Soft deleting nodes + query performance

What I want to do

Soft delete nodes without any performance penalties

What I did

I am soft deleting by flagging nodes as ‘deleted’ + applying a filter on each node reference in the query, meaning something like this

query {
  d(func: uid(1))  {
    uid
    pred {
     uid
    }
  }
}

turns into this

query {
  d(func: uid(1)) @filter(not(has(deletedAt))) {
    uid
    pred @filter(not(has(deletedAt))) {
     uid
    }
  }
}

which does work and I have been using this for over 2 years now. However recently I investigated the performance of this and found that this method basically doubles the query time.
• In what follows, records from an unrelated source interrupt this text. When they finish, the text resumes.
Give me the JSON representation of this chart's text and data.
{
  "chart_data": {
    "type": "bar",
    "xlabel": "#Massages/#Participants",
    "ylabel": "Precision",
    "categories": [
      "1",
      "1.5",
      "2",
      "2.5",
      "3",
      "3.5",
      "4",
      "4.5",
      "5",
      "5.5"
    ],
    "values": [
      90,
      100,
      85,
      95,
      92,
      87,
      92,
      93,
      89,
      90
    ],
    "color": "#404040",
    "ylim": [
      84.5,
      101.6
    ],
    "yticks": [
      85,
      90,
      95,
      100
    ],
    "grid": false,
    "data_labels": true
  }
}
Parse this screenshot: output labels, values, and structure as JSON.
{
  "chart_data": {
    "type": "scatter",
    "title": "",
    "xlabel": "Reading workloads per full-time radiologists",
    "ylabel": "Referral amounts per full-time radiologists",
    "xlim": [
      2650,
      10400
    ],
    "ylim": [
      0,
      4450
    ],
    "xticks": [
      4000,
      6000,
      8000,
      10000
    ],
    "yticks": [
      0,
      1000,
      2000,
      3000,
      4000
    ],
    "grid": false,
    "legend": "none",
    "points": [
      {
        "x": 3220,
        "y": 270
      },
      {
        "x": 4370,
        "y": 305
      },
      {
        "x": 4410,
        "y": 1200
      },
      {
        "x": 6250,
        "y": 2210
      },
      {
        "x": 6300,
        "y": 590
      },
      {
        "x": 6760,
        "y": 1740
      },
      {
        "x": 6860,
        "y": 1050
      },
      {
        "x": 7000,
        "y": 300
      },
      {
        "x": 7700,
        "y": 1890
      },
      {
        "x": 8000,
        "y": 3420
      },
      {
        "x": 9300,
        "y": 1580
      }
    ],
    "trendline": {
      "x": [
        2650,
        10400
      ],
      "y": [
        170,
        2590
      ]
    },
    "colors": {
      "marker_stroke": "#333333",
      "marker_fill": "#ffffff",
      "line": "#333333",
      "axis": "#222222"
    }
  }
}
I wrote some benchmarks, which confirm my original findings. These benchmarks show, that on a query with around 350 @filter statements (which is a usual amount for some of our queries) even without any data stored inside of dgraph, queries are significantly slower

Benchmark_query-8                  	     267	   4513224 ns/op
Benchmark_query_without_filter-8   	     348	   3732911 ns/op

(if you want I can share the code for the benchmarks later).

I am curious if you can think of a better implementation for this? Obviously, the easiest way would be to hard delete the nodes, but do you maybe see a way of achieving this without such a hard performance penalty?

3 Likes

Is that nanosecond?

3,73 ms and 4,51 ms seems pretty fast.

https://www.google.com/search?q=4513224++nanosecond+to+ms

It is fast, but as I said that this benchmark works against 0 data stored. The difference on our production data is around 200ms vs 100ms without the @filter statements.

I see,

Can you tell under what conditions it reaches 200 ms?

In the common day a simple query to get a very small data takes 200 ms? or is it just for “Bulk queries”?

A comment aside, I suspect the application of filters in Dgraph is not distributed. I think the gathering of predicates itself is distributed and the application of filters and parameters is centralized into the instance you are connect to. I think decentralizing this could help in cases like this.

But it’s just a theory, I have no idea how the code is implemented literally.

However, it is evident that you gain more “weight”(consumes more RAM and CPU resources) when you apply filters and parameters in a query. There’s no way to get the same latency against a clean query.

it’s 200ms under zero load. It is a pretty big query (around 1200 lines) but not uncommon for us.